Quels arbres planter?

Au moment de planter des arbres, mieux vaut réfléchir à deux fois. Ni cyprès bleu (dans le Sud) ni thuyas, mais des haies mélangeant plusieurs espèces. Dans le Nord, éviter les bouleaux, décoratifs mais hautement allergisants et déjà en surnombre; préférer les tilleuls, fréquentés par les abeilles, dont les pollens ne volent pas.

"Les mairies et l'Assistance publique commencent à s'inté­resser à cette question et s'adressent aux allergologues avant de planter de nouveaux arbres dans les jardins", approuve le Pr Leynadier. "À l'hôpital Tenon, par exemple, on m'a demandé de choisir parmi trois espèces et j'ai opté pour le moins dangereux, le tilleul argenté."

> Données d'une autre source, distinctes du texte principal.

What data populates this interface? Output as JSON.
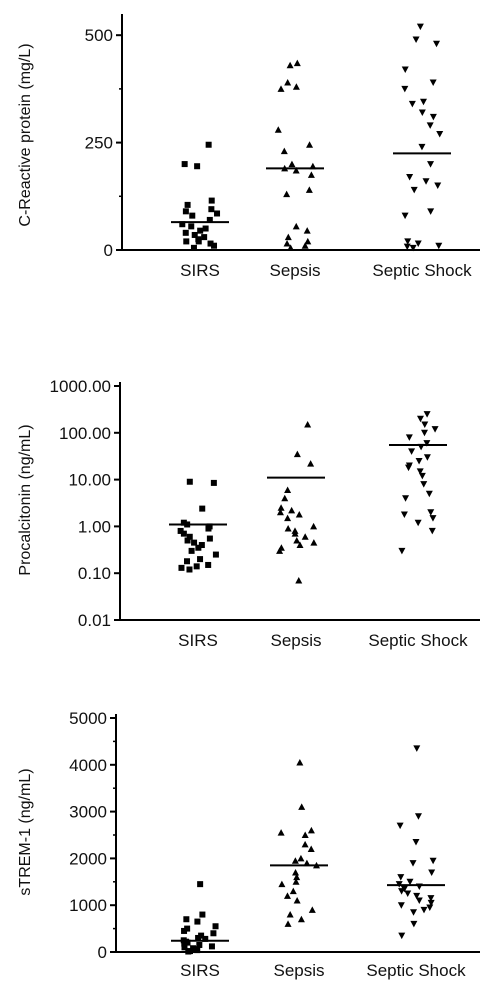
{
  "chart_data": [
    {
      "type": "scatter",
      "ylabel": "C-Reactive protein (mg/L)",
      "yscale": "linear",
      "ylim": [
        0,
        540
      ],
      "yticks": [
        0,
        250,
        500
      ],
      "ytick_labels": [
        "0",
        "250",
        "500"
      ],
      "categories": [
        "SIRS",
        "Sepsis",
        "Septic Shock"
      ],
      "series": [
        {
          "marker": "square",
          "values": [
            245,
            200,
            195,
            115,
            105,
            95,
            90,
            85,
            80,
            70,
            60,
            55,
            50,
            45,
            40,
            35,
            30,
            25,
            20,
            20,
            15,
            10,
            5
          ],
          "median": 65
        },
        {
          "marker": "triangle-up",
          "values": [
            435,
            430,
            390,
            380,
            375,
            280,
            245,
            230,
            200,
            195,
            190,
            185,
            175,
            140,
            130,
            55,
            45,
            30,
            20,
            15,
            10,
            5
          ],
          "median": 190
        },
        {
          "marker": "triangle-down",
          "values": [
            520,
            490,
            480,
            420,
            390,
            375,
            345,
            340,
            320,
            310,
            290,
            270,
            240,
            200,
            170,
            160,
            150,
            140,
            90,
            80,
            20,
            15,
            10,
            8,
            5
          ],
          "median": 225
        }
      ]
    },
    {
      "type": "scatter",
      "ylabel": "Procalcitonin (ng/mL)",
      "yscale": "log",
      "ylim": [
        0.01,
        1000
      ],
      "yticks": [
        0.01,
        0.1,
        1,
        10,
        100,
        1000
      ],
      "ytick_labels": [
        "0.01",
        "0.10",
        "1.00",
        "10.00",
        "100.00",
        "1000.00"
      ],
      "categories": [
        "SIRS",
        "Sepsis",
        "Septic Shock"
      ],
      "series": [
        {
          "marker": "square",
          "values": [
            9,
            8.5,
            2.4,
            1.2,
            1.1,
            1.0,
            0.9,
            0.8,
            0.7,
            0.6,
            0.55,
            0.5,
            0.45,
            0.4,
            0.35,
            0.3,
            0.25,
            0.2,
            0.18,
            0.15,
            0.14,
            0.13,
            0.12
          ],
          "median": 1.1
        },
        {
          "marker": "triangle-up",
          "values": [
            150,
            35,
            22,
            6,
            4,
            2.5,
            2.2,
            2.0,
            1.8,
            1.5,
            1.0,
            0.9,
            0.8,
            0.7,
            0.6,
            0.5,
            0.45,
            0.4,
            0.35,
            0.3,
            0.07
          ],
          "median": 11
        },
        {
          "marker": "triangle-down",
          "values": [
            250,
            200,
            150,
            120,
            100,
            80,
            60,
            50,
            40,
            30,
            25,
            20,
            18,
            15,
            12,
            8,
            5,
            4,
            2,
            1.8,
            1.5,
            1.2,
            0.8,
            0.3
          ],
          "median": 55
        }
      ]
    },
    {
      "type": "scatter",
      "ylabel": "sTREM-1 (ng/mL)",
      "yscale": "linear",
      "ylim": [
        0,
        5000
      ],
      "yticks": [
        0,
        1000,
        2000,
        3000,
        4000,
        5000
      ],
      "ytick_labels": [
        "0",
        "1000",
        "2000",
        "3000",
        "4000",
        "5000"
      ],
      "categories": [
        "SIRS",
        "Sepsis",
        "Septic Shock"
      ],
      "series": [
        {
          "marker": "square",
          "values": [
            1450,
            800,
            700,
            650,
            550,
            500,
            450,
            400,
            350,
            300,
            280,
            250,
            220,
            200,
            180,
            150,
            120,
            100,
            80,
            60,
            40,
            20,
            10
          ],
          "median": 240
        },
        {
          "marker": "triangle-up",
          "values": [
            4050,
            3100,
            2600,
            2550,
            2500,
            2300,
            2200,
            2000,
            1950,
            1900,
            1850,
            1700,
            1600,
            1500,
            1450,
            1300,
            1200,
            1100,
            900,
            800,
            700,
            600
          ],
          "median": 1850
        },
        {
          "marker": "triangle-down",
          "values": [
            4350,
            2900,
            2700,
            2350,
            1950,
            1900,
            1700,
            1600,
            1500,
            1450,
            1400,
            1350,
            1300,
            1250,
            1200,
            1150,
            1100,
            1050,
            1000,
            950,
            900,
            850,
            600,
            350
          ],
          "median": 1430
        }
      ]
    }
  ]
}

En cas d'allergie, les antihistaminiques, les corticoïdes par voie nasale et, en cas de réactions sévères, la désensibilisa­tion, permettent de vivre normalement pendant la période de pollinisation. Mais mieux vaut prévenir: éviter de se promener ou, pire, de courir dans les bois; en voiture, rou­ler fenêtres fermées sans enclencher la ventilation ou bien fixer un filtre antipollens; le soir, par temps beau et chaud, fermer les fenêtres car, en retombant, les pollens pénètrent dans les maisons; après un orage attention, les pollens tom­bés à terre sèchent, éclatent et répandent les allergènes dans l'air.

GARE Aux FAUSSES POLLINOSES

L'été, les services d'urgence voient affluer des malades présentant un asthme allergique parfois grave attribué un peu vite aux pollens. Méfiance, il peut s'agir

d'une allergie aux moisissures extérieures (par temps chaud et humide) ou intérieures (terre des plantes vertes, sous le papier peint de pièces humides et mal aérées). Les spores d'Alternaria, en particulier, très nombreuses dans l'atmosphère à cette époque, sont très allergisantes.

AU BANC DES ACCUSÉS

Cité aux récentes "Journées parisiennes d'allergie" le Ficus benjamina. Des premiers cas d'allergie avaient été signalés dès 1987 mais, à l'époque,

ils paraissaient anecdotiques ou réservés aux professionnels de l'horticulture. Avec l'introduction en masse de cet arbre dans les appartements, l'allergène est devenu "domestique" et responsable de cas de plus en plus nombreux d'allergies graves. "Il s'agit d'un arbre non pollinique, mais peu importe, c'est le cas typique de ce qu'il ne faut pas faire", commente le Pr Leynadier. "Il faudrait que cette mode passe..."

* Institut national de recherche agronomique.